Yesterday I did something terrible and yet the world kept revolving on its axis.

The sun came up this morning. My lungs filled with God's air. The sky was even blue.

I... deactivated my facebook

*Gasp!*

How does it feel?

...Good, actually.

Contrary to what some might suppose I'm experiencing no withdrawals. In fact, without the distraction of that ridiculous little blue and white icon it seems as though I'm a lot more productive.

I think its a con. A big fat con. Its the promise of relationship, communion, and community with none of the follow through. The final straw was laid upon that camel's back with the revelation that everything I did was observed by everyone. Every little talk. Every little post I make. Every little conversation.

See, here's the thing about me. I love dialogue. I love to understand. I love interaction with people when it might lead to something fruitful especially if there is the chance of sharing Christ with them... but there's just too much on facebook. Too much stimuli. Too much incorrect information to fix. Too many fallacies to point out.

Limitations are something that I'm still learning but one that I've battled with over the years is how difficult it is for me to walk away from someone who's just saying dumb things. Maybe they have bad information, maybe they're actually trying their best but legitimately conned by someone who gave them shoddy intel. Maybe its bait from a troll.

Doesn't really matter, I'll take it. I'm not picky. 

Here's the thing that I've been pondering. What's the point? I mean, whats the reason I do what I do at bottom? We need to ask ourselves these things from time to time. Humans are unbelievably habitual creatures. If there is a way to make it a habit we will find it. Though I've oft' been accused of being a robot this proclivity is far from out of reach.

So what is this man about?

I am about the glory of God by making disciples of Jesus Christ. First and foremost, that is my calling.

Anything else?

Subcategories. Means by which to accomplish that end. I am a husband and in a month or so will officially be a daddy. I am a friend. I am a brother. I am a son. I am a co-worker. I am a stranger.

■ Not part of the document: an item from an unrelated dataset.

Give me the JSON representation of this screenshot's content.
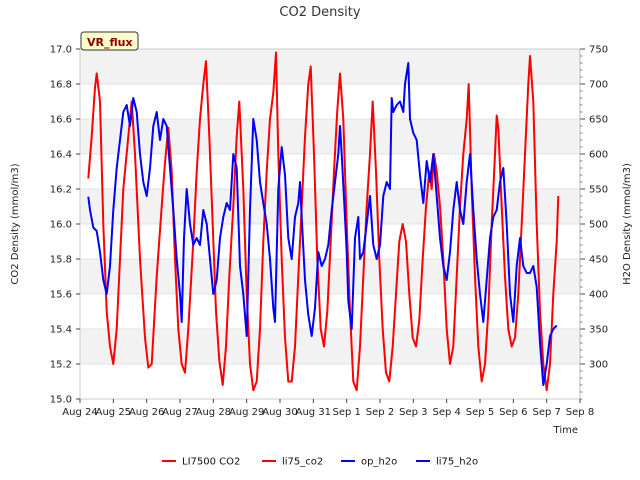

I am not the best at these roles. In fact, my performance is pretty sub-par a remarkable amount of time but ya know whats great about that? I am also the son of a King who chisels away at the multitude of my imperfections. He has been faithful to His Word and He has also promised me this:

"My Father, who has given them to me, is greater than all, and no one is able to snatch them out of the Father’s hand." - John 10:29

These times are uncertain but Jesus Christ is not.

Oh, that all might know the joy of basking in the love of the King of Creation who upholds this tiny reality by the power of His Word.